Almost and Always is the fifth full-length album by singer-songwriter David Mead. "The elegant, torchy tunes were originally intended for a Bette Midler-style female vocalist, until Mead decided to cut them himself", wrote Steve Leftridge of PopMatters in November 2009, adding that Almost and Always "may be 2009's loveliest collection of pop songs". "Last Train Home" was NPR's Song of the Day on January 9, 2009, several months after Almost and Always was first released on CD in Japan and online at NoiseTrade.

Many of the album's songs saw their live debut at the Basement in Nashville, Tennessee, on July 30, 2008. "From My Window Sill", written by Daniel Tashian, was later recorded by his band, the Silver Seas, for their 2010 album Château Revenge!

Track listing
All tracks written by David Mead and Bill DeMain, except where noted.

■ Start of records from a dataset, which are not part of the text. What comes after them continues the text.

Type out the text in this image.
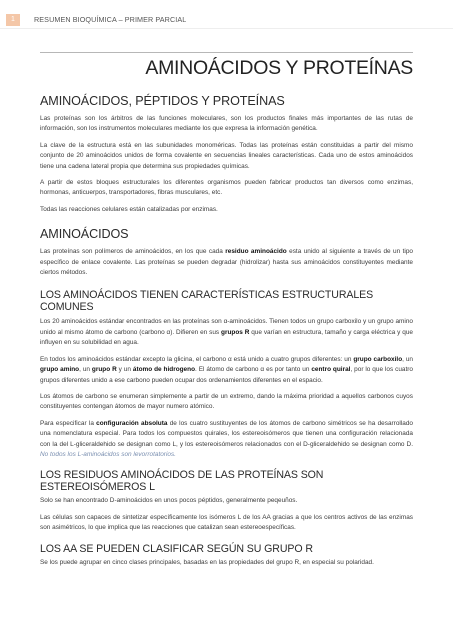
1	RESUMEN BIOQUÍMICA – PRIMER PARCIAL
AMINOÁCIDOS Y PROTEÍNAS
AMINOÁCIDOS, PÉPTIDOS Y PROTEÍNAS

Las proteínas son los árbitros de las funciones moleculares, son los productos finales más importantes de las rutas de información, son los instrumentos moleculares mediante los que expresa la información genética.

La clave de la estructura está en las subunidades monoméricas. Todas las proteínas están constituidas a partir del mismo conjunto de 20 aminoácidos unidos de forma covalente en secuencias lineales características. Cada uno de estos aminoácidos tiene una cadena lateral propia que determina sus propiedades químicas.

A partir de estos bloques estructurales los diferentes organismos pueden fabricar productos tan diversos como enzimas, hormonas, anticuerpos, transportadores, fibras musculares, etc.

Todas las reacciones celulares están catalizadas por enzimas.

AMINOÁCIDOS

Las proteínas son polímeros de aminoácidos, en los que cada residuo aminoácido esta unido al siguiente a través de un tipo específico de enlace covalente. Las proteínas se pueden degradar (hidrolizar) hasta sus aminoácidos constituyentes mediante ciertos métodos.

LOS AMINOÁCIDOS TIENEN CARACTERÍSTICAS ESTRUCTURALES COMUNES

Los 20 aminoácidos estándar encontrados en las proteínas son α-aminoácidos. Tienen todos un grupo carboxilo y un grupo amino unido al mismo átomo de carbono (carbono α). Difieren en sus grupos R que varían en estructura, tamaño y carga eléctrica y que influyen en su solubilidad en agua.

En todos los aminoácidos estándar excepto la glicina, el carbono α está unido a cuatro grupos diferentes: un grupo carboxilo, un grupo amino, un grupo R y un átomo de hidrogeno. El átomo de carbono α es por tanto un centro quiral, por lo que los cuatro grupos diferentes unido a ese carbono pueden ocupar dos ordenamientos diferentes en el espacio.

Los átomos de carbono se enumeran simplemente a partir de un extremo, dando la máxima prioridad a aquellos carbonos cuyos constituyentes contengan átomos de mayor numero atómico.

Para especificar la configuración absoluta de los cuatro sustituyentes de los átomos de carbono simétricos se ha desarrollado una nomenclatura especial. Para todos los compuestos quirales, los estereoisómeros que tienen una configuración relacionada con la del L-gliceraldehido se designan como L, y los estereoisómeros relacionados con el D-gliceraldehido se designan como D. No todos los L-aminoácidos son levorrotatorios.

LOS RESIDUOS AMINOÁCIDOS DE LAS PROTEÍNAS SON ESTEREOISÓMEROS L

Solo se han encontrado D-aminoácidos en unos pocos péptidos, generalmente peqeuños.

Las células son capaces de sintetizar específicamente los isómeros L de los AA gracias a que los centros activos de las enzimas son asimétricos, lo que implica que las reacciones que catalizan sean estereoespecíficas.

LOS AA SE PUEDEN CLASIFICAR SEGÚN SU GRUPO R

Se los puede agrupar en cinco clases principales, basadas en las propiedades del grupo R, en especial su polaridad.
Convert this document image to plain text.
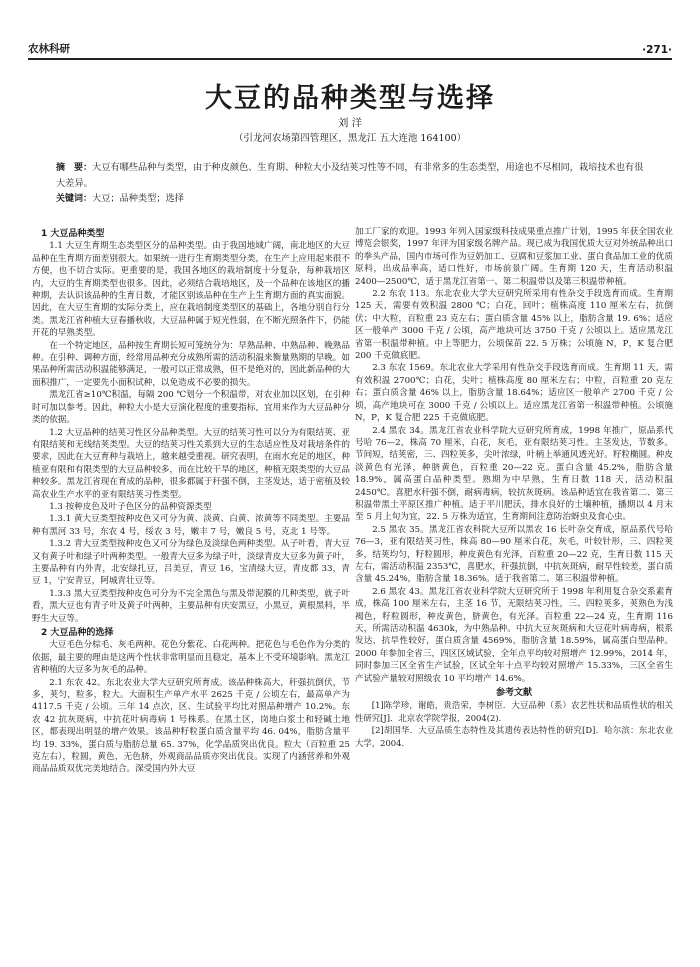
农林科研	·271·
大豆的品种类型与选择
刘 洋
（引龙河农场第四管理区，黑龙江 五大连池 164100）
摘　要：大豆有哪些品种与类型，由于种皮颜色、生育期、种粒大小及结荚习性等不同，有非常多的生态类型，用途也不尽相同，栽培技术也有很大差异。
关键词：大豆；品种类型；选择
1 大豆品种类型

1.1 大豆生育期生态类型区分的品种类型。由于我国地域广阔，南北地区的大豆品种在生育期方面差别很大。如果统一进行生育期类型分类，在生产上应用起来很不方便，也不切合实际。更重要的是，我国各地区的栽培制度十分复杂，每种栽培区内，大豆的生育期类型也很多。因此，必须结合栽培地区，及一个品种在该地区的播种期，去认识该品种的生育日数，才能区别该品种在生产上生育期方面的真实面貌。因此，在大豆生育期的实际分类上，应在栽培制度类型区的基础上，各地分别自行分类。黑龙江省种植大豆春播秋收，大豆品种属于短光性弱，在不断光照条件下，仍能开花的早熟类型。

在一个特定地区，品种按生育期长短可笼统分为：早熟品种、中熟品种、晚熟品种。在引种、调种方面，经常用品种充分成熟所需的活动积温来衡量熟期的早晚。如果品种所需活动积温能够满足，一般可以正常成熟，但不是绝对的，因此新品种的大面积推广，一定要先小面积试种，以免造成不必要的损失。

黑龙江省≥10℃积温，每隔 200 ℃划分一个积温带，对农业加以区划，在引种时可加以参考。因此，种粒大小是大豆演化程度的重要指标，宜用来作为大豆品种分类的依据。

1.2 大豆品种的结荚习性区分品种类型。大豆的结荚习性可以分为有限结荚、亚有限结荚和无线结荚类型。大豆的结荚习性关系到大豆的生态适应性及对栽培条件的要求，因此在大豆育种与栽培上，越来越受重视。研究表明，在雨水充足的地区，种植亚有限和有限类型的大豆品种较多，而在比较干旱的地区，种植无限类型的大豆品种较多。黑龙江省现在育成的品种，很多都属于秆强不倒，主茎发达，适于密植及较高农业生产水平的亚有限结荚习性类型。

1.3 按种皮色及叶子色区分的品种资源类型

1.3.1 黄大豆类型按种皮色又可分为黄、淡黄、白黄、浓黄等不同类型。主要品种有黑河 33 号，东农 4 号，绥农 3 号，嫩丰 7 号，嫩良 5 号，克北 1 号等。

1.3.2 青大豆类型按种皮色又可分为绿色及淡绿色两种类型。从子叶看，青大豆又有黄子叶和绿子叶两种类型。一般青大豆多为绿子叶，淡绿青皮大豆多为黄子叶，主要品种有内外青，北安绿扎豆，吕美豆，青豆 16，宝清绿大豆，青皮都 33，青豆 1，宁安青豆，阿城青壮豆等。

1.3.3 黑大豆类型按种皮色可分为不完全黑色与黑及带泥膜的几种类型，就子叶看，黑大豆也有青子叶及黄子叶两种，主要品种有庆安黑豆，小黑豆，黄根黑料，半野生大豆等。

2 大豆品种的选择

大豆毛色分棕毛、灰毛两种。花色分紫花、白花两种。把花色与毛色作为分类的依据，最主要的理由是这两个性状非常明显而且稳定，基本上不受环境影响。黑龙江省种植的大豆多为灰毛的品种。

2.1 东农 42。东北农业大学大豆研究所育成。该品种株高大，秆强抗倒伏，节多，荚匀，粒多，粒大。大面积生产单产水平 2625 千克 / 公顷左右，最高单产为 4117.5 千克 / 公顷。三年 14 点次，区、生试验平均比对照品种增产 10.2%。东农 42 抗灰斑病，中抗花叶病毒病 1 号株系。在黑土区，岗地白浆土和轻碱土地区，都表现出明显的增产效果。该品种籽粒蛋白质含量平均 46. 04%，脂肪含量平均 19. 33%，蛋白质与脂肪总量 65. 37%，化学品质突出优良。粒大（百粒重 25 克左右），粒圆，黄色，无色脐，外观商品品质亦突出优良。实现了内涵营养和外观商品品质双优完美地结合。深受国内外大豆

加工厂家的欢迎。1993 年列入国家级科技成果重点推广计划，1995 年获全国农业博览会银奖，1997 年评为国家级名牌产品。现已成为我国优质大豆对外统品种出口的拳头产品，国内市场可作为豆奶加工、豆腐和豆浆加工业、蛋白食品加工业的优质原料，出成品率高，适口性好，市场前景广阔。生育期 120 天，生育活动积温 2400—2500℃，适于黑龙江省第一、第二积温带以及第三积温带种植。

2.2 东农 113。东北农业大学大豆研究所采用有性杂交手段选育而成。生育期 125 天，需要有效积温 2800 ℃；白花，回叶；植株高度 110 厘米左右，抗倒伏；中大粒，百粒重 23 克左右；蛋白质含量 45% 以上，脂肪含量 19. 6%；适应区一般单产 3000 千克 / 公顷，高产地块可达 3750 千克 / 公顷以上。适应黑龙江省第一积温带种植。中上等肥力，公顷保苗 22. 5 万株；公顷施 N，P，K 复合肥 200 千克做底肥。

2.3 东农 1569。东北农业大学采用有性杂交手段选育而成。生育期 11 天，需有效积温 2700℃；白花，尖叶；植株高度 80 厘米左右；中粒，百粒重 20 克左右；蛋白质含量 46% 以上，脂肪含量 18.64%；适应区一般单产 2700 千克 / 公顷，高产地块可在 3000 千克 / 公顷以上。适应黑龙江省第一积温带种植。公顷施 N，P，K 复合肥 225 千克做底肥。

2.4 黑农 34。黑龙江省农业科学院大豆研究所育成，1998 年推广，原品系代号哈 76—2，株高 70 厘米，白花，灰毛，亚有限结荚习性。主茎发达，节数多。节间短，结荚密，三、四粒荚多，尖叶浓绿，叶柄上举通风透光好。籽粒椭圆。种皮淡黄色有光泽，种脐黄色，百粒重 20—22 克。蛋白含量 45.2%，脂肪含量 18.9%，属高蛋白品种类型。熟期为中早熟，生育日数 118 天，活动积温 2450℃。喜肥水秆强不倒，耐病毒病，较抗灰斑病。该品种适宜在我省第二、第三积温带黑土平原区推广种植。适于平川肥沃，排水良好的土壤种植，播期以 4 月末至 5 月上旬为宜，22. 5 万株为适宜，生育期间注意防治蚜虫及食心虫。

2.5 黑农 35。黑龙江省农科院大豆所以黑农 16 长叶杂交育成，原品系代号哈 76—3，亚有限结荚习性，株高 80—90 厘米白花，灰毛，叶较针形，三、四粒荚多，结荚均匀，籽粒圆形，种皮黄色有光泽，百粒重 20—22 克，生育日数 115 天左右，需活动积温 2353℃，喜肥水，秆强抗倒，中抗灰斑病，耐早性较差，蛋白质含量 45.24%，脂肪含量 18.36%。适于我省第二、第三积温带种植。

2.6 黑农 43。黑龙江省农业科学院大豆研究所于 1998 年利用复合杂交系素育成，株高 100 厘米左右，主茎 16 节，无限结荚习性，三、四粒荚多，荚熟色为浅褐色，籽粒圆形，种皮黄色，脐黄色，有光泽。百粒重 22—24 克，生育期 116 天，所需活动积温 4630k，为中熟品种。中抗大豆灰斑病和大豆花叶病毒病，根系发达，抗旱性较好，蛋白质含量 4569%，脂肪含量 18.59%，属高蛋白型品种。2000 年参加全省三，四区区域试验，全年点平均较对照增产 12.99%，2014 年，同时参加三区全省生产试验，区试全年十点平均较对照增产 15.33%，三区全省生产试验产量较对照级农 10 平均增产 14.6%。

参考文献

[1]陈学珍，谢皓，贵浩荣，李树臣．大豆品种（系）农艺性状和品质性状的相关性研究[J]．北京农学院学报，2004(2)．

[2]胡国华．大豆品质生态特性及其遗传表达特性的研究[D]．哈尔滨：东北农业大学，2004．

 "Rainy Weather Friend" – 3:41
 "Little Boats" – 2:49
 "Blackberry Winters" (Mead) – 3:40
 "Mojave Phone Booth" – 3:42
 "Twenty Girls Ago" – 4:27
 "From My Window Sill" (Daniel Tashian) – 2:46
 "Sicily" – 3:05
 "Gramercy Vaudeville" (Mead) – 3:09
 "Last Train Home" – 3:53
 "Almost and Always" – 2:47
 "Love Don't Leave Me Now" – 1:50 
 "Sleeping In Saturday" – 3:59
 "Home" (Mead) – 3:41

Personnel 
 Chris Carmichael – cello, violas, violins
Bill DeMain – guitars
Jim Hoke – clarinets, flutes
Brad Jones – harmonium, mandolin, upright bass, vibraphone, whistling
David Mead – guitar, percussion, ukulele, vocals
Tyson Rogers – keyboards, piano, vibraphone

Production
Recorded and mixed by Brad Jones (Renauldo Grant, assistant) and mastered by Jim DeMain. Photography by Heidi Ross and design by Hotel Romeo.